An Inexplicable Peace

Have you ever felt completely certain that you were in the perfectly right place at exactly the right time?

This has happened to me a few times in my 27 years. Many people would say that it is fate or coincidence….the stars aligning, whatever you want to call it. I say with complete certainty that it is a God thing. Something happened to me this weekend that I had to share. When moments like this occur, when everything is so perfectly aligned… how can you doubt His existence?

This is something I have gone back and forth about posting…because, well… I don’t know what to say! Full disclosure: I sat here staring at the blank screen for a long time before I started typing.

My apologies because, to protect identities, I’m going to keep this vague.

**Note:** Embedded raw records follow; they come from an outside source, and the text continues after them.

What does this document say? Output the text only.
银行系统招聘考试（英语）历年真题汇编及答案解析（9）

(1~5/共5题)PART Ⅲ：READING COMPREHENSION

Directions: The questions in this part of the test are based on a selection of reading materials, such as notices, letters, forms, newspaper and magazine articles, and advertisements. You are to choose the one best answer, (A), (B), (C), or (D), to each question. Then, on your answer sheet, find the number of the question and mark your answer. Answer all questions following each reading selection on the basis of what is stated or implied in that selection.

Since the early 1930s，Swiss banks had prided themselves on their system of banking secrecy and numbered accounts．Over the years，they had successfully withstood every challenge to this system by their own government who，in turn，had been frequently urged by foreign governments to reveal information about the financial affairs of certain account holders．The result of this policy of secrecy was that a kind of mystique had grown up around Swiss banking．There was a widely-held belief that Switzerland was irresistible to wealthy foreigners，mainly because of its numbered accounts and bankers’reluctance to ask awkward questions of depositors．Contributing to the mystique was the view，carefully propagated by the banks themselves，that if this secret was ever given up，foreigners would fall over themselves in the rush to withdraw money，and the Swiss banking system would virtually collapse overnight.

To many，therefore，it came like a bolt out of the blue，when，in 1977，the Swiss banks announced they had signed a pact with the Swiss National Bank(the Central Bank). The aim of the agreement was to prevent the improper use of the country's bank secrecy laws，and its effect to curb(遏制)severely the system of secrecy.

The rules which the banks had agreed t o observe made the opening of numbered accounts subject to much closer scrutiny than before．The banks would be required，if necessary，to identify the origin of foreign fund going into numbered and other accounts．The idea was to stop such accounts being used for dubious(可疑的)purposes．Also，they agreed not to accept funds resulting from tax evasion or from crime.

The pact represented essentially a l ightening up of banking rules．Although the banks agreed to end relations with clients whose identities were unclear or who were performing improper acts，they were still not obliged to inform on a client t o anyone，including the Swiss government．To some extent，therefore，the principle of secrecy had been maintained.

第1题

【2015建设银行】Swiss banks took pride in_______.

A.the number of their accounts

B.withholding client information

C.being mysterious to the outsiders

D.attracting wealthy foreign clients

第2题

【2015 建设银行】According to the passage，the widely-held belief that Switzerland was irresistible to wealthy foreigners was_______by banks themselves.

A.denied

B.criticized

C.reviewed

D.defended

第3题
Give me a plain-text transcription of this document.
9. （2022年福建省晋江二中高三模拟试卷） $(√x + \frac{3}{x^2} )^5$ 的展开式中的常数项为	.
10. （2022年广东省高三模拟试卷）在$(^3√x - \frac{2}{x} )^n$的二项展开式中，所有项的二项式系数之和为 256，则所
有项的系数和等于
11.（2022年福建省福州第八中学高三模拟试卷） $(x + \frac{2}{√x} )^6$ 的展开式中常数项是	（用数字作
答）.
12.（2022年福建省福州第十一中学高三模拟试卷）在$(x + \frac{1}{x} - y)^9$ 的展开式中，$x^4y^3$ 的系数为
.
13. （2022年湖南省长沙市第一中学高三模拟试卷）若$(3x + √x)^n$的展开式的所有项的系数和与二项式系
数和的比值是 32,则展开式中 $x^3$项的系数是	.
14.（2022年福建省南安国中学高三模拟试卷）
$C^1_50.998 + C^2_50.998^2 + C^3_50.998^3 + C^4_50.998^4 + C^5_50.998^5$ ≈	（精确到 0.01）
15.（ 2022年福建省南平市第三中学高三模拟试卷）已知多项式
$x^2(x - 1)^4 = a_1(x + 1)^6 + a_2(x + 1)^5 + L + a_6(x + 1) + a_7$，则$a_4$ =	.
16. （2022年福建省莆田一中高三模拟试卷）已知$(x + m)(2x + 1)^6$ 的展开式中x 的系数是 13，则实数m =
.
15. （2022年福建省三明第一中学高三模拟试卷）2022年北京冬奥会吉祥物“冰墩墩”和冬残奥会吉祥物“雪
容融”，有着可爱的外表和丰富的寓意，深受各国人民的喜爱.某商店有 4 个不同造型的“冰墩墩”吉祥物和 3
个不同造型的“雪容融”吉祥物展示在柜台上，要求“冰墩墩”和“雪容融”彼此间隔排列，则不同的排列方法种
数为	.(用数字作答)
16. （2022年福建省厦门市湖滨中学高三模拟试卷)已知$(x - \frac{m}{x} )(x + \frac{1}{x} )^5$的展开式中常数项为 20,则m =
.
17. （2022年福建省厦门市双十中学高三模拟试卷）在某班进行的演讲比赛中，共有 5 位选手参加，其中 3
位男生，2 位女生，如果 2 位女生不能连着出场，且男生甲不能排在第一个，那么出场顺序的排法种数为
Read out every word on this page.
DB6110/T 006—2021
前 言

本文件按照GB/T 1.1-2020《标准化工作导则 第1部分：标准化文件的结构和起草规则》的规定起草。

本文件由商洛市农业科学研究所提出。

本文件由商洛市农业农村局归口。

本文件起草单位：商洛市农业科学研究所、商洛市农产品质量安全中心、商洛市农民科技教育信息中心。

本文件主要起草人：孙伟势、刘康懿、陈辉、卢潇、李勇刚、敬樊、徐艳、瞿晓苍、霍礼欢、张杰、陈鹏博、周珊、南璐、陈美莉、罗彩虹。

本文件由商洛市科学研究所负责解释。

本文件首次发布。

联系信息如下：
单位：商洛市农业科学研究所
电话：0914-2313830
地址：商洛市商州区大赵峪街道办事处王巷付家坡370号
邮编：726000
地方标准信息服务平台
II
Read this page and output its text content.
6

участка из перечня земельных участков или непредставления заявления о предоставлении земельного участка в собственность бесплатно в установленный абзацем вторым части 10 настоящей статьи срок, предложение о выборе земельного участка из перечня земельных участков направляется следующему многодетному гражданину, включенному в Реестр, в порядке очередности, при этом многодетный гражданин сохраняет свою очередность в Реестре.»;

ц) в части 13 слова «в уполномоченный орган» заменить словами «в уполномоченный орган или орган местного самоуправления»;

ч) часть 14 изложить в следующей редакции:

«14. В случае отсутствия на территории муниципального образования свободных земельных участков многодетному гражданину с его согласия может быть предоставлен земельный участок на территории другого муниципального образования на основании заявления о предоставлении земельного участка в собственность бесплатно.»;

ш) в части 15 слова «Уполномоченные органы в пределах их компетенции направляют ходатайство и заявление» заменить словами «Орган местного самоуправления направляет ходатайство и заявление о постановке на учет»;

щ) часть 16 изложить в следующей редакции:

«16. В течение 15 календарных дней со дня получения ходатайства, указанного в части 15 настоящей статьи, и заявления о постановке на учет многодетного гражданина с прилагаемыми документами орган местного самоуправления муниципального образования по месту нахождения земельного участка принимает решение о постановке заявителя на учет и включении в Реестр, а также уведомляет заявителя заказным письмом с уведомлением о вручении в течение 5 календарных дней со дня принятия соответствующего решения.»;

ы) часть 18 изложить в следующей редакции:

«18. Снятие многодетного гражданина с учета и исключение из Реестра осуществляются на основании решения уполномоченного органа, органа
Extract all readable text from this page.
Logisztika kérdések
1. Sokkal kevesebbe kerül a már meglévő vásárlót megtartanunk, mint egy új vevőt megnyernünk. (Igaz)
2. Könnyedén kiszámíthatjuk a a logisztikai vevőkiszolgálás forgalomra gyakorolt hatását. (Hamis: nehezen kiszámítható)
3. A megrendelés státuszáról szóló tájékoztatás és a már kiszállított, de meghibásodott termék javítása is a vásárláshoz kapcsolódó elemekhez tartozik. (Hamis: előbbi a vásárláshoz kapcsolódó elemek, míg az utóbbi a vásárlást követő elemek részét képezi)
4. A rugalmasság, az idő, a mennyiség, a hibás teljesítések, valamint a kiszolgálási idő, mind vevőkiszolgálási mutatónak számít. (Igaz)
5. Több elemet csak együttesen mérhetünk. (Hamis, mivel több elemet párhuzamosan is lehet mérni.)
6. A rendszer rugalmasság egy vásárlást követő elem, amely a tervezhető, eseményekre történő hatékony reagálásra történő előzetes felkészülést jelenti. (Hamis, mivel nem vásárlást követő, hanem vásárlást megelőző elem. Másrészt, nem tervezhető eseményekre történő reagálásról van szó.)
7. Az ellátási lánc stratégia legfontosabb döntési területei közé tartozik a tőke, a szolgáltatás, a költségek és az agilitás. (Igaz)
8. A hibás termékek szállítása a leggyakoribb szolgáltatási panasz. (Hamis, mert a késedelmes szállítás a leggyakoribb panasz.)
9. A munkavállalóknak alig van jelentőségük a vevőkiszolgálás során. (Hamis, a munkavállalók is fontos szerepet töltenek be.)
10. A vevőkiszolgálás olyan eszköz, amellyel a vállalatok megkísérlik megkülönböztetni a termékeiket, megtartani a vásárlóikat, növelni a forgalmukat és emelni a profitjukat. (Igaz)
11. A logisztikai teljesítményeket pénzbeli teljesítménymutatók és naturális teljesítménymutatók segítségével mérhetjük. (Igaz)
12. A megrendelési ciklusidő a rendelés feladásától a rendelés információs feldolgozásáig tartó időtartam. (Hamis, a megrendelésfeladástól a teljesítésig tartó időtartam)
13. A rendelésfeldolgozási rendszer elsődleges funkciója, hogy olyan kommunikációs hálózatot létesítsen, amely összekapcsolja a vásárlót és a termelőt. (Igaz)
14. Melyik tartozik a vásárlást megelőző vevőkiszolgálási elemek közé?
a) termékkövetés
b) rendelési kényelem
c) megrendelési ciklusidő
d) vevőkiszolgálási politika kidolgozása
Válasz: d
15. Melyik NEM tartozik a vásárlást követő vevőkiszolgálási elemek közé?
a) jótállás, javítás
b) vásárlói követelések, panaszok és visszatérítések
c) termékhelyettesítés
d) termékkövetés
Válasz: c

I know that would drive me insane.

I received some news about a friend from my past a few months ago. To say it was horrific and completely shocked me would be an understatement. This person had done something absolutely terrible. I won’t go into detail but will say that my heart broke for this person and all involved.  

It’s been difficult for me to process…this is someone who I spent a LOT of time with, and though we haven’t spoken in some time, if asked, I would still say that they were a friend. Many of my memories growing up involve this person. Needless to say, this news has occupied my thoughts often.

It is a prime opportunity for me to truly live out “Hate the sin, NOT the sinner.”

I try to live by this philosophy…it is not my job to judge other people because I, myself, am far from perfect and I know that I’ve done some pretty terrible things in my past. To God, sin is sin, there is no difference. It is my job to love others, regardless of their choices. No exceptions.

Now, this practice is easy when you have a friend who doesn’t tip… or a loved one who tends to be quick to anger. But this particular situation? I’d be lying if I said that I’ve been able to live this out to the highest degree.  

My memories of this person feel tainted. I can’t see my old friend in this individual. They are so disconnected from this other person, someone I no longer recognize in the midst of everything that has occurred. My heart aches for their situation and I wonder what on earth could have happened to push them down the current path they are on…but for them to do what they did… I can’t look past that (on my own).

For whatever reason, I’ve had more trouble pushing this out of my mind as of late. I’ve been spending a lot of time praying about it; praying for this person and others involved… and last week, I blurted it all out to a friend of mine. Though it helped to get everything out and talk to someone who shares my faith, I’m still having trouble. I’m still asking “Why?”

So, when an unexpected answer to my prayers came yesterday evening at church… I was pretty shocked.  It was a service on Thanksgiving with a very different format than what is usually followed. There was more music than usual and our pastors were having people speak, mostly on what they were thankful for.

This seems completely unrelated to my situation, right?

There I stood in church, listening to someone give their testimony.

This is a person I have so much respect for, but never in a million years would I have guessed their story. They began with a few statistics and then just came right out and said that they had been directly affected by almost the exact thing my old friend had done.

I listened to this person tell of how they had so much hatred and unrest in their life as a result. And then something happened between them and the person who had done them wrong a few years later.

Their offender had gotten saved. They had found God and found redemption. And this person would, five years later, do the same. And their offender, who they had hated so much, would become their biggest hero.

This may sound crazy, but this was a moment that I felt God speaking directly to me…there was no bright lights, parting of the clouds, or harps playing… it was just a person telling their story, but at the moment HE was speaking directly to me.

I could barely get through the last song and then I went to my seat and immediately bowed my head and prayed for my friend. And I may have cried.

I felt an inexplicable peace.

After the service, I thanked the person who spoke and they told me that they almost didn’t come to the 5 pm service! My thanks was confirmation that it had been the right choice to go.

Now, PLEASE don’t get me wrong… I’m not saying that I can completely forgive my friend (on my own). And I’m not saying that what they or this other wrong-doer did was right by ANY means. NOT at all.

But the fact that there is HOPE for them—for anyone—was confirmation enough for me.